転倒予防に必要な筋力トレーニングに「開眼片足立ち」というものがあります。
目を開けたまま両手を楽にして、立った状態で片足をcmほどあげた姿勢を維持するだけのテストで、平均は、20代で70秒、30代で55秒、40代では40秒、50代では30秒、60代は20秒となっています。

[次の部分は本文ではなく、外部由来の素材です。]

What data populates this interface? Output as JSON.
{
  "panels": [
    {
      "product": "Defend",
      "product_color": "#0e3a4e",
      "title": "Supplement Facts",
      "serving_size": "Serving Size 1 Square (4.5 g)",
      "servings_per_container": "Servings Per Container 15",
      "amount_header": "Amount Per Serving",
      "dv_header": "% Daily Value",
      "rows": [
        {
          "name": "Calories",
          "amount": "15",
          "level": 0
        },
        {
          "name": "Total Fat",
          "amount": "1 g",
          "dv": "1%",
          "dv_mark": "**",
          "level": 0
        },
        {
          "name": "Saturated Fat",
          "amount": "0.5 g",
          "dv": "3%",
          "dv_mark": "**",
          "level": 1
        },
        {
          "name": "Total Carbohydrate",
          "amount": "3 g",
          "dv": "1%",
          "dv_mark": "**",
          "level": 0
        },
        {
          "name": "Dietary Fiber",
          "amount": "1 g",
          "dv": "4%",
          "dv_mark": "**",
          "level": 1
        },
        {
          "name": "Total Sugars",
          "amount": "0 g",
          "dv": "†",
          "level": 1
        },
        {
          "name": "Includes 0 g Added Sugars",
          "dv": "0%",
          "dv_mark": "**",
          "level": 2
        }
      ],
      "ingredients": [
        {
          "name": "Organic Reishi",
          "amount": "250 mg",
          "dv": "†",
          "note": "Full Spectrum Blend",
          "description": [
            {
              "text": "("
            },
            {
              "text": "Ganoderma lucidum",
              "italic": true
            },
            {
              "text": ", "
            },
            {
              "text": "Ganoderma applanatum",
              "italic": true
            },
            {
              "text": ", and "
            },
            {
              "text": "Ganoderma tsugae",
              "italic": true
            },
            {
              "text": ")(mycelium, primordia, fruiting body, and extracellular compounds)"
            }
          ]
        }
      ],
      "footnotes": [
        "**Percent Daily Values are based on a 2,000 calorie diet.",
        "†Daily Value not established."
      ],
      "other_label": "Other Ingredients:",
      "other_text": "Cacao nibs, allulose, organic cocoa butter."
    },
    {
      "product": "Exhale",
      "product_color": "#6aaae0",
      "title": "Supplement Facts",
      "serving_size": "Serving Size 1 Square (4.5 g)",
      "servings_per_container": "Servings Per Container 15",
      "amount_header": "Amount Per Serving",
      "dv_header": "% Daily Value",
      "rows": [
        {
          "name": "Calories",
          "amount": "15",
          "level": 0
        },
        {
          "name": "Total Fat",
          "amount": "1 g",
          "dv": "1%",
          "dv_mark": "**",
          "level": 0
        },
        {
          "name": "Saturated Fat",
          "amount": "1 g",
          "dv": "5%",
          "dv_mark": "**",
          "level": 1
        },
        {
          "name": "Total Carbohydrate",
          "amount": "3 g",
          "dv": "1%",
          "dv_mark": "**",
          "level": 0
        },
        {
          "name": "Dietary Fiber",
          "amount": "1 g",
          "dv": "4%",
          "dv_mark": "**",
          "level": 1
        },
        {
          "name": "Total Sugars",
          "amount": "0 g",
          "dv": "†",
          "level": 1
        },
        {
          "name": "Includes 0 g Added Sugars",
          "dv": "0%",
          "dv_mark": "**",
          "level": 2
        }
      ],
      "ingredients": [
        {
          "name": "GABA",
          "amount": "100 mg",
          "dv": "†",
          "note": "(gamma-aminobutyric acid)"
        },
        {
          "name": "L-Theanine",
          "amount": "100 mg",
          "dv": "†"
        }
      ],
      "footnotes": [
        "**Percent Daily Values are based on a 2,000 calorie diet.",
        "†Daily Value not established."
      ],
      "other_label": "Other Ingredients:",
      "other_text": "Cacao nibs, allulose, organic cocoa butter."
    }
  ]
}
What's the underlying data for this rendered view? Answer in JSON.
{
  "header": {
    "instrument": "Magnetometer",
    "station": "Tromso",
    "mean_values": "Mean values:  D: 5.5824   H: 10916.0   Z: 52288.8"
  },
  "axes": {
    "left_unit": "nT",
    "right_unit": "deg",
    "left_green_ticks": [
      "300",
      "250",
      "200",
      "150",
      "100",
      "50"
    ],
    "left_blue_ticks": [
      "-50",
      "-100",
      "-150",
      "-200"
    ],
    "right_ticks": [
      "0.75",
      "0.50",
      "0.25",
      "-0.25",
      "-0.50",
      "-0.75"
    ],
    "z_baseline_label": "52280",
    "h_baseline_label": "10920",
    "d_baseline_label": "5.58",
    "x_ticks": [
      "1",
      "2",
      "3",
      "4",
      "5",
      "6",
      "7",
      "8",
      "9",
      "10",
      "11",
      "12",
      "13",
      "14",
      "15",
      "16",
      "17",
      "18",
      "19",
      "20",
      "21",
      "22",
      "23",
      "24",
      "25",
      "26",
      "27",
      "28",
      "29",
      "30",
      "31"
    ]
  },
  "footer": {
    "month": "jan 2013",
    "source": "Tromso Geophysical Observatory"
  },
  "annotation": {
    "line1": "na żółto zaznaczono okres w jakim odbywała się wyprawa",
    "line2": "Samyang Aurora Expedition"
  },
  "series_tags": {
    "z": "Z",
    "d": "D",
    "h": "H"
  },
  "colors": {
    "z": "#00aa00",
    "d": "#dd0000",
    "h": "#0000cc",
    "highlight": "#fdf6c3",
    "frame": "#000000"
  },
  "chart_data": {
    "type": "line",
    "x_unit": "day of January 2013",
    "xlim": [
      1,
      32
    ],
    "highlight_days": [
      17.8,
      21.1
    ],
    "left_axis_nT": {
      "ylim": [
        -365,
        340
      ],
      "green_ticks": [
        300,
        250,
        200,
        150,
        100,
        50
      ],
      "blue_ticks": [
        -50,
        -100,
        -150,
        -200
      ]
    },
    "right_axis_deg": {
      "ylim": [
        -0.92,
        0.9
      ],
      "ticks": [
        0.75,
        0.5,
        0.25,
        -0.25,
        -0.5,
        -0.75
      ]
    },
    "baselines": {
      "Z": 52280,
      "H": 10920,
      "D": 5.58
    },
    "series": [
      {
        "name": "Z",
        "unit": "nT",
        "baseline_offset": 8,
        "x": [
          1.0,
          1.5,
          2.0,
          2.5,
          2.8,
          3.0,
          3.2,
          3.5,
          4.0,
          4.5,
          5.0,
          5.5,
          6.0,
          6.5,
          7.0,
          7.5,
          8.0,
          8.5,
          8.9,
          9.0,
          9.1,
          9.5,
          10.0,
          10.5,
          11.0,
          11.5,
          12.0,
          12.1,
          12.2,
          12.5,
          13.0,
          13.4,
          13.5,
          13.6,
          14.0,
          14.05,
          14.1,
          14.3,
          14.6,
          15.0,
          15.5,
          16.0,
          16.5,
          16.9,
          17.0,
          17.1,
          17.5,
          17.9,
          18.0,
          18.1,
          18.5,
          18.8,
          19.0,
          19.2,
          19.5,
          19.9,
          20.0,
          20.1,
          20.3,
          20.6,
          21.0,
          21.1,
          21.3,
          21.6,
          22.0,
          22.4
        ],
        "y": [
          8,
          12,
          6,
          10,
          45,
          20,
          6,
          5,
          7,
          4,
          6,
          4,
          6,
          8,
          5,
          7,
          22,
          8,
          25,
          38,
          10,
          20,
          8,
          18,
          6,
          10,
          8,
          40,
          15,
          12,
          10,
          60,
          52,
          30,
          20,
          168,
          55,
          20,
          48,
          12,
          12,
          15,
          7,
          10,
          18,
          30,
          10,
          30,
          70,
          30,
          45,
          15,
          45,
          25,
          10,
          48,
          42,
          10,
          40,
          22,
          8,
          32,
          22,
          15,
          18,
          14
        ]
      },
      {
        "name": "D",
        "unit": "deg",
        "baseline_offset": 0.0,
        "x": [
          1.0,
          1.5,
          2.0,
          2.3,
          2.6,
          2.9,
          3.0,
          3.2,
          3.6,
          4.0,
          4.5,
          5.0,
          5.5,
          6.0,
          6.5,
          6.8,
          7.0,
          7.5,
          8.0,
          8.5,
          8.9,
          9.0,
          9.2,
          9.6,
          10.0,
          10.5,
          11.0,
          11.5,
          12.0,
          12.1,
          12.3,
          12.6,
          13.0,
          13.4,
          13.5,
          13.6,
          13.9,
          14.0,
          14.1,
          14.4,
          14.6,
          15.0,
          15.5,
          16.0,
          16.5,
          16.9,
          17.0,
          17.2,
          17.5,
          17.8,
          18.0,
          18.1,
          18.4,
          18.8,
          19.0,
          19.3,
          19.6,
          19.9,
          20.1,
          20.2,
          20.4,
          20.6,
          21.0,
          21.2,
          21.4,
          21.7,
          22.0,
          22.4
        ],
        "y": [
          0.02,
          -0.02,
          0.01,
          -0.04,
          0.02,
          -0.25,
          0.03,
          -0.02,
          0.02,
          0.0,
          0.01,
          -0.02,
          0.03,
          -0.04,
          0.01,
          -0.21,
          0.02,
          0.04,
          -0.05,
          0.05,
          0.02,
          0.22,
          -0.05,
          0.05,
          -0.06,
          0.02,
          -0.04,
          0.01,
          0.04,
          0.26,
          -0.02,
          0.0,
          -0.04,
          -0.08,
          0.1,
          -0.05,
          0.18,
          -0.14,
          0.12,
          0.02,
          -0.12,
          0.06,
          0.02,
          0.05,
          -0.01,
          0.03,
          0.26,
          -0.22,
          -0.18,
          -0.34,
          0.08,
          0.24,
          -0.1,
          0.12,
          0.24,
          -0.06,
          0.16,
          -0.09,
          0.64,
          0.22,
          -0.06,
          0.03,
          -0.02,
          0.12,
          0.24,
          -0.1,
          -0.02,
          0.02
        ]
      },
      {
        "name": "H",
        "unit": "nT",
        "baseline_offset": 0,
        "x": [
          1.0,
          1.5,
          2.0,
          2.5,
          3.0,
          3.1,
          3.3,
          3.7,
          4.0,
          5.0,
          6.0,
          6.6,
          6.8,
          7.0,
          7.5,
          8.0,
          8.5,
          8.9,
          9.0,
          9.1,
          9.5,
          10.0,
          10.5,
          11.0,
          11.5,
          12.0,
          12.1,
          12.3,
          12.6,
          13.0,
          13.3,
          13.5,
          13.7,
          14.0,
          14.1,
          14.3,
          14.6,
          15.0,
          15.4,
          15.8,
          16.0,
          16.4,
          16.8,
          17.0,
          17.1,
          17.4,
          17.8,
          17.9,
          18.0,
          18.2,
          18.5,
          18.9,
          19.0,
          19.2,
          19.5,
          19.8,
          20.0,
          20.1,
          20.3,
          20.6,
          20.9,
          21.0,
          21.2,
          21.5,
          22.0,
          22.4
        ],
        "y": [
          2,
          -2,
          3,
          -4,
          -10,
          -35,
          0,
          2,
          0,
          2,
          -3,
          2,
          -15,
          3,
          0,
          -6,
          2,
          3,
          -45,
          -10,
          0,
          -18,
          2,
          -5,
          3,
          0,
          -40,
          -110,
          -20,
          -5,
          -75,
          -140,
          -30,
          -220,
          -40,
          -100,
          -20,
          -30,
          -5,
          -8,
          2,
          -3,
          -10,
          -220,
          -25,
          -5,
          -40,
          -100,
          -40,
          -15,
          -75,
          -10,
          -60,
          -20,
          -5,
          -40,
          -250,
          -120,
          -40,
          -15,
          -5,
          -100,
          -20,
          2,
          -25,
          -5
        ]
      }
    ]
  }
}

しかし、科学的なデータがあるわけではないのですが、高度なバランス感覚が要求されるスキーにおいて、上記数字では短すぎ、個人的には5~10分はできた方が良いのではなかと思っています。
そして、床の上で出来るようなれば、次にバランスボード上で片足立ちをしてみてください。
インナーマッスルが鍛えられ、高度なバランス感覚が得られると思います。

何もせずに片足立ちをするのは辛いので、私は気を紛らわせるためにyoutubeを見ながら行っていました。

ひねり

スキーにおいて、ひねる関節は脇腹(背骨)と股関節があり、股関節の方が圧倒的に大きな捻りを生みます。
股関節の捻り動作、片足づつ行うのであれば誰でも簡単にできますが、同調して行うことは、よほど練習をした人でないとできません。
両足を同調して捻ることができないとローテーションとなり、外足に力が伝わりづらくなります。
小回りやコブが不得意な人はほぼ間違いなく、このひねりができていません。

具体的には、動画(52~58秒)で紹介されている動きになります。
始めて行う人は、ほぼ間違いなく腰も前後に動くことでしょう。
ひとりで行うと、股関節と同時に腰が動くことに気が付かないので、鏡を見ながら、あるいはビデオを撮りながら練習してください。
ビデオのように出来る人はまずおらず、できるようになるまで数年かかるかもしれません。
簡単に出来るようになったと勘違いをせず、必ずビデオ撮影などをしてチェックを行ってください。

ストックワーク

ストックワークは、特にコブで個性がでます。
ほとんどの方が、ストックを突くたびに肘や手首の位置が下がり、体が遅れる原因を作っています。
ストックワークは滑りながら矯正することはまずできません。
唯一、矯正できるのは陸上での練習のみで、矯正まで数年を要することもあります。
正しいストックワークを習得すると見栄えが良くなるだけではなく、滑りも安定します。

ストックワークの練習 はこちら

 

最後に

某有名デモンストレーターの「上手くなるということはシンプルになること」という言葉が心に強く残っています。
ひとつひとつの動きの無駄をそぎ落としていくと、スムーズにターンが繋がるようになり、効率的に板に自重を伝えることができるようになります。
新しい技術を身につけるようにするのではなく、今行っている動きを洗練させていくことが、上達への近道ではないでしょうか。

みなさんのテクニカル合格を応援しています。